On January 21, 2025, President Donald Trump signed order Ending Illegal Discrimination and Restoring Merit-Based Opportunity (the Order). The Order revokes Executive Order 11246 (“EO 11246”), as amended, issued by President Lyndon B. Johnson on September 24, 1965. This move has sparked significant discussion regarding the future of equal employment opportunity measures for federal contractors and the broader landscape of workplace diversity.
Understanding Executive Order 11246
EO11246 was a landmark directive aimed at ensuring that federal contractors and subcontractors uphold principles of nondiscrimination in employment practices. Specifically, it prohibited discrimination based on race, color, religion, sex, or national origin. Additionally, the Order required federal contractors to take affirmative action to ensure equal opportunity in hiring and employment practices.
For decades, EO 11246 has served as a cornerstone of efforts to increase diversity and promote workplace equality for those working in the federal sector and for companies doing business with the government.

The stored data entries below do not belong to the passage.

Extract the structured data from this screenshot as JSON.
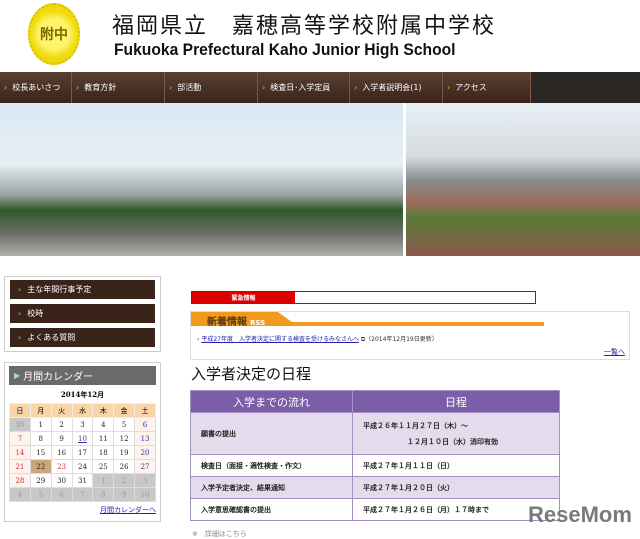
{
  "header": {
    "logo_text": "附中",
    "title_jp": "福岡県立　嘉穂高等学校附属中学校",
    "title_en": "Fukuoka Prefectural Kaho Junior High School"
  },
  "nav": [
    "校長あいさつ",
    "教育方針",
    "部活動",
    "検査日･入学定員",
    "入学者説明会(1)",
    "アクセス"
  ],
  "sidebar": {
    "links": [
      "主な年間行事予定",
      "校時",
      "よくある質問"
    ]
  },
  "calendar": {
    "title": "月間カレンダー",
    "month": "2014年12月",
    "weekdays": [
      "日",
      "月",
      "火",
      "水",
      "木",
      "金",
      "土"
    ],
    "weeks": [
      [
        "30",
        "1",
        "2",
        "3",
        "4",
        "5",
        "6"
      ],
      [
        "7",
        "8",
        "9",
        "10",
        "11",
        "12",
        "13"
      ],
      [
        "14",
        "15",
        "16",
        "17",
        "18",
        "19",
        "20"
      ],
      [
        "21",
        "22",
        "23",
        "24",
        "25",
        "26",
        "27"
      ],
      [
        "28",
        "29",
        "30",
        "31",
        "1",
        "2",
        "3"
      ],
      [
        "4",
        "5",
        "6",
        "7",
        "8",
        "9",
        "10"
      ]
    ],
    "link": "月間カレンダーへ"
  },
  "alert": {
    "label": "緊急情報"
  },
  "news": {
    "title": "新着情報",
    "rss": "RSS",
    "item_link": "平成27年度　入学者決定に関する検査を受けるみなさんへ",
    "item_date": "（2014年12月19日更新）",
    "more": "一覧へ"
  },
  "schedule": {
    "heading": "入学者決定の日程",
    "headers": [
      "入学までの流れ",
      "日程"
    ],
    "rows": [
      {
        "step": "願書の提出",
        "date": "平成２６年１１月２７日（木）～",
        "date2": "１２月１０日（水）消印有効"
      },
      {
        "step": "検査日（面接・適性検査・作文）",
        "date": "平成２７年１月１１日（日）"
      },
      {
        "step": "入学予定者決定、結果通知",
        "date": "平成２７年１月２０日（火）"
      },
      {
        "step": "入学意思確認書の提出",
        "date": "平成２７年１月２６日（月）１７時まで"
      }
    ]
  },
  "footnote": "※　詳細はこちら",
  "watermark": "ReseMom"
}
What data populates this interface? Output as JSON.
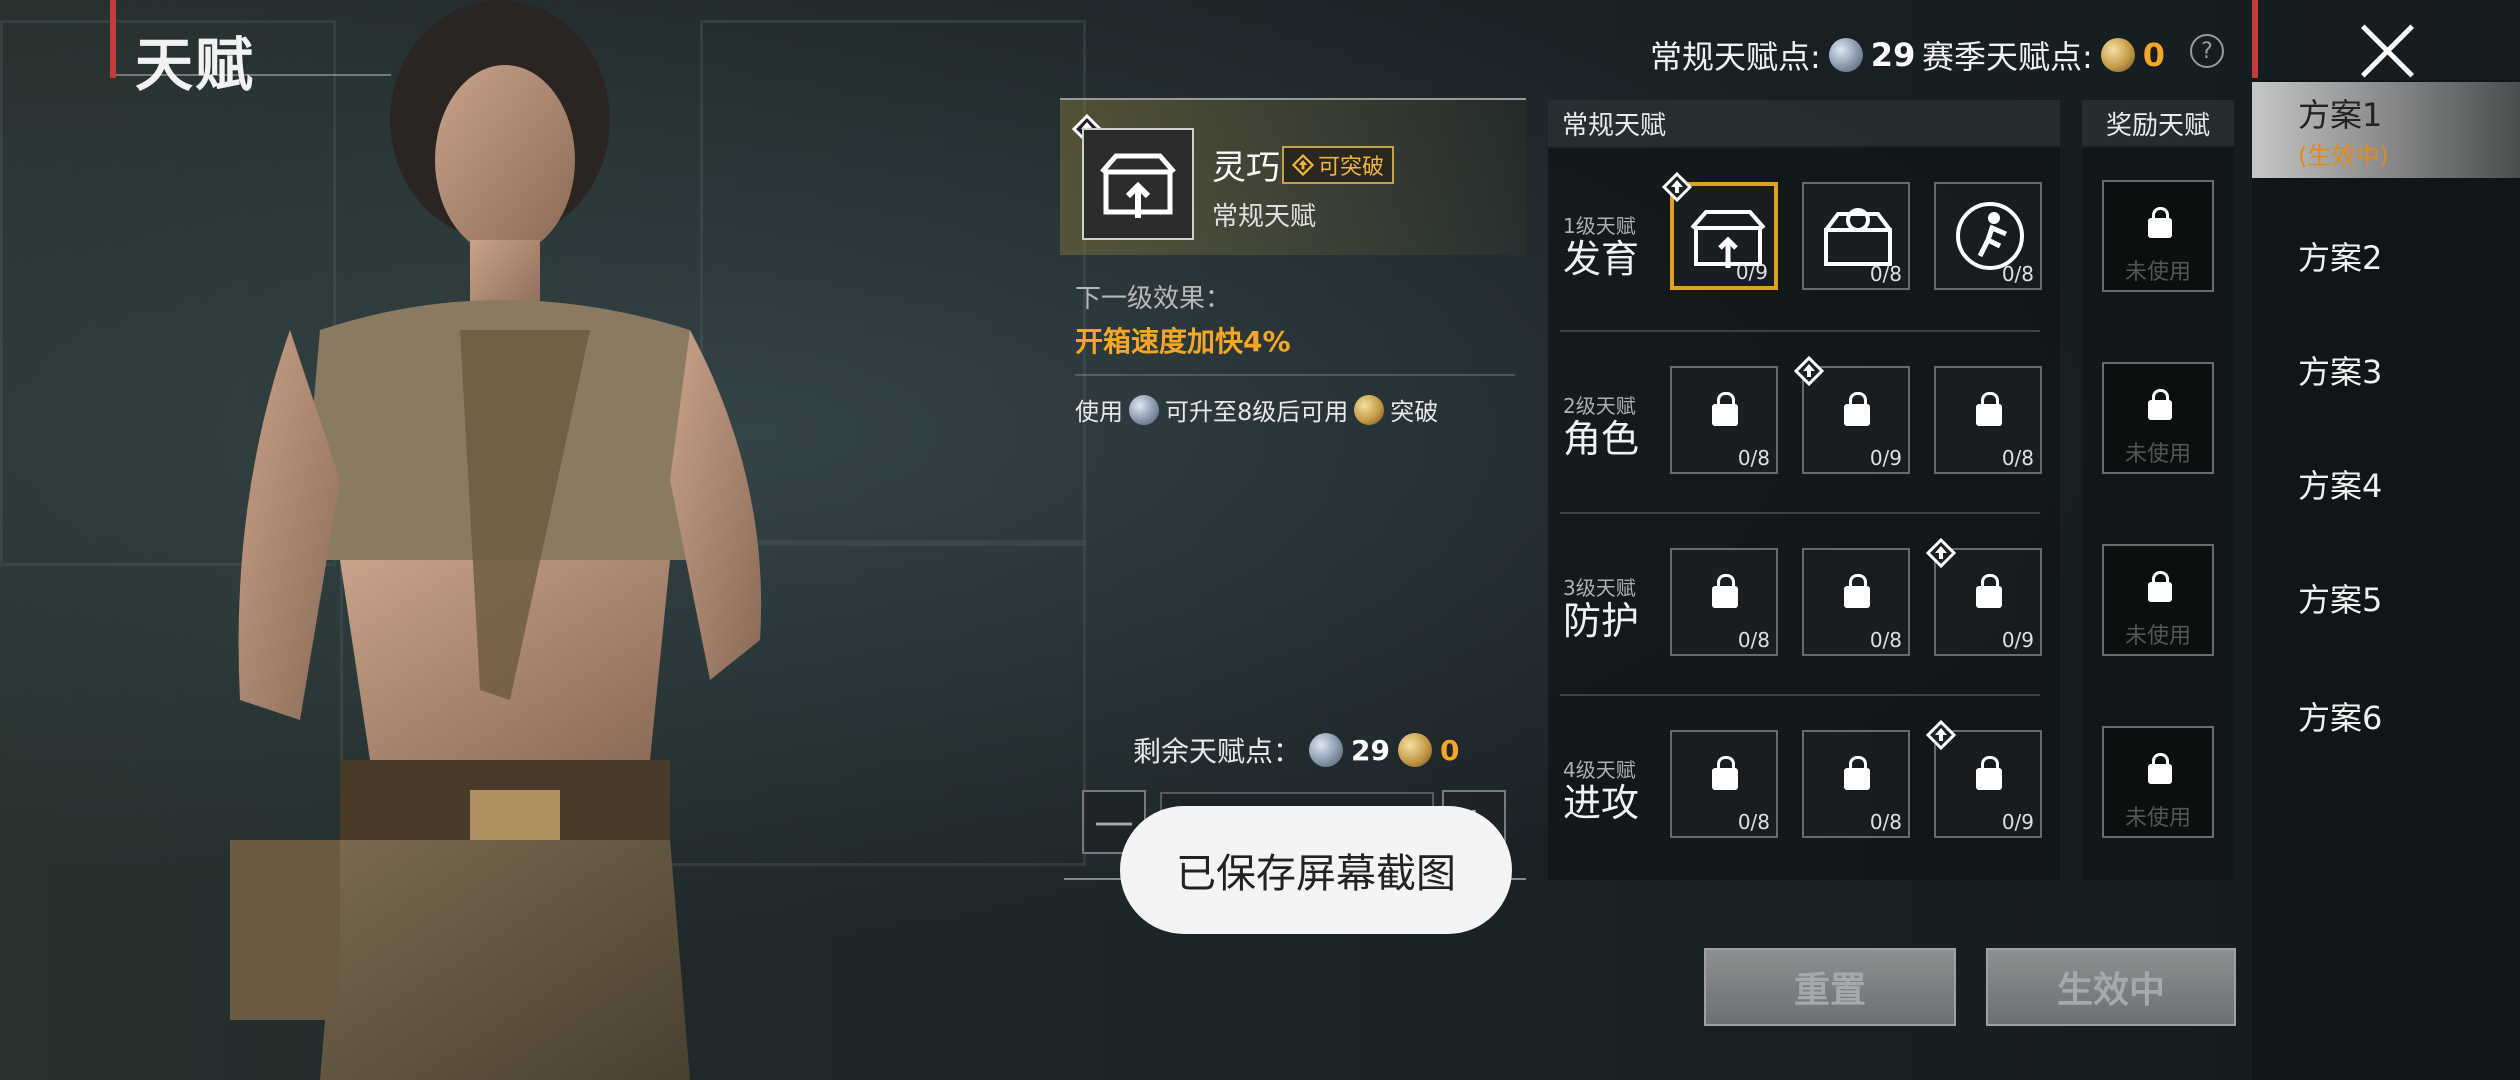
{
  "header": {
    "title": "天赋"
  },
  "points": {
    "regular_label": "常规天赋点:",
    "regular_value": "29",
    "season_label": "赛季天赋点:",
    "season_value": "0",
    "help_glyph": "?"
  },
  "schemes": [
    {
      "label": "方案1",
      "sub": "(生效中)",
      "active": true
    },
    {
      "label": "方案2"
    },
    {
      "label": "方案3"
    },
    {
      "label": "方案4"
    },
    {
      "label": "方案5"
    },
    {
      "label": "方案6"
    }
  ],
  "selected_talent": {
    "name": "灵巧",
    "badge": "可突破",
    "category": "常规天赋",
    "next_label": "下一级效果：",
    "next_effect": "开箱速度加快4%",
    "use_prefix": "使用",
    "use_middle": "可升至8级后可用",
    "use_suffix": "突破"
  },
  "remaining": {
    "label": "剩余天赋点：",
    "regular": "29",
    "season": "0"
  },
  "stepper": {
    "minus": "—",
    "plus": "+"
  },
  "toast": "已保存屏幕截图",
  "grid": {
    "regular_header": "常规天赋",
    "bonus_header": "奖励天赋",
    "rows": [
      {
        "level": "1级天赋",
        "name": "发育",
        "cells": [
          "0/9",
          "0/8",
          "0/8"
        ]
      },
      {
        "level": "2级天赋",
        "name": "角色",
        "cells": [
          "0/8",
          "0/9",
          "0/8"
        ]
      },
      {
        "level": "3级天赋",
        "name": "防护",
        "cells": [
          "0/8",
          "0/8",
          "0/9"
        ]
      },
      {
        "level": "4级天赋",
        "name": "进攻",
        "cells": [
          "0/8",
          "0/8",
          "0/9"
        ]
      }
    ],
    "bonus_cell_text": "未使用"
  },
  "buttons": {
    "reset": "重置",
    "apply": "生效中"
  },
  "colors": {
    "accent_orange": "#f5a623",
    "active_red": "#c43b3b",
    "selected_border": "#e0a020"
  }
}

Additionally, the Order encourages the private sector to discontinue Diversity, Equity, and Inclusion, (DEI) programs and preferences. It directs the heads of all agencies, with the support of the Attorney General, to take necessary actions within their agencies to promote the policy set forth in the private sector.

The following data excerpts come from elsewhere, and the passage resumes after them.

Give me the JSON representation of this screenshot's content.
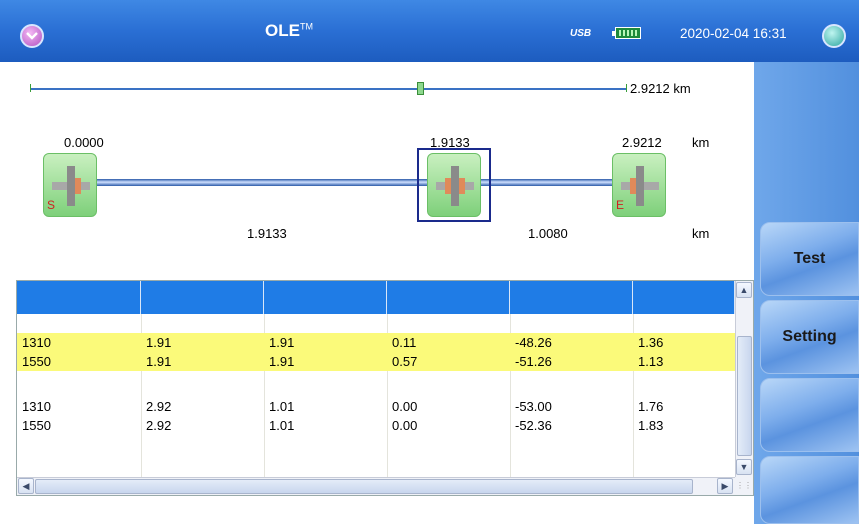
{
  "header": {
    "title": "OLE",
    "title_sup": "TM",
    "usb_label": "USB",
    "datetime": "2020-02-04 16:31"
  },
  "icons": {
    "menu": "chevron-down-icon",
    "usb": "usb-icon",
    "battery": "battery-icon",
    "app": "app-icon"
  },
  "trace": {
    "total_length": "2.9212 km",
    "marker_fraction": 0.655,
    "positions": [
      "0.0000",
      "1.9133",
      "2.9212"
    ],
    "positions_unit": "km",
    "sections": [
      "1.9133",
      "1.0080"
    ],
    "sections_unit": "km",
    "start_tag": "S",
    "end_tag": "E"
  },
  "side_buttons": {
    "test": "Test",
    "setting": "Setting"
  },
  "table": {
    "rows": [
      {
        "highlight": true,
        "cells": [
          "1310",
          "1.91",
          "1.91",
          "0.11",
          "-48.26",
          "1.36"
        ]
      },
      {
        "highlight": true,
        "cells": [
          "1550",
          "1.91",
          "1.91",
          "0.57",
          "-51.26",
          "1.13"
        ]
      },
      {
        "highlight": false,
        "cells": [
          "",
          "",
          "",
          "",
          "",
          ""
        ]
      },
      {
        "highlight": false,
        "cells": [
          "1310",
          "2.92",
          "1.01",
          "0.00",
          "-53.00",
          "1.76"
        ]
      },
      {
        "highlight": false,
        "cells": [
          "1550",
          "2.92",
          "1.01",
          "0.00",
          "-52.36",
          "1.83"
        ]
      }
    ]
  },
  "colors": {
    "title_bar": "#2a6fd4",
    "table_header": "#1f7ce6",
    "highlight_row": "#fbfa7a",
    "node_green": "#7ed07a",
    "selection_border": "#1a2a8c"
  }
}
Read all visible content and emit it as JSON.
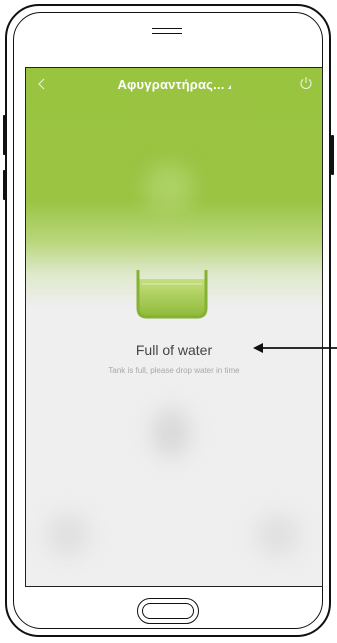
{
  "app": {
    "title": "Αφυγραντήρας..."
  },
  "icons": {
    "back": "chevron-left-icon",
    "power": "power-icon",
    "tank": "water-tank-icon"
  },
  "status": {
    "title": "Full of water",
    "subtitle": "Tank is full, please drop water in time"
  },
  "colors": {
    "accent": "#99c440",
    "background": "#efefef"
  }
}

The Revocation: What It Means
President Trump’s Order is expected to have several implications:
- Potential Erosion of Protections for Minority Workers: may reduce the emphasis on affirmative action in hiring, potentially impacting employment opportunities for women and minorities, especially in sectors reliant on federal contracts.
- Impact on Federal Contractors: With EO 11246 rescinded, businesses that contract with the federal government will no longer be required to adhere to its specific affirmative action provisions. This could lead to a shift in how these businesses approach diversity programs, recruitment, and training, possibly reducing the resources they allocate to these initiatives.
- Shift in Federal Workplace Culture: Federal agencies and contractors may find their diversity-related programs, including reporting and compliance obligations, significantly altered. This could change the way they track and report on diversity metrics.
- Legal and Regulatory Uncertainty: The revocation introduces a level of uncertainty for contractors and businesses that may have built their compliance systems around EO 11246. In the absence of this mandate, many may need to reassess their diversity strategies, potentially leading to legal challenges or further executive orders that could either reinstate or modify previous requirements.
What Happens Next?
As businesses and federal agencies work to navigate this significant shift, we expect ongoing discussions regarding the future of workplace diversity, inclusion, and equal opportunity.
For employers, especially those engaged in federal contracting, it is important to stay updated on further regulatory guidance and potential legal challenges. In addition, it will be crucial to assess how this change in federal policy may impact their own workplace practices and diversity initiatives.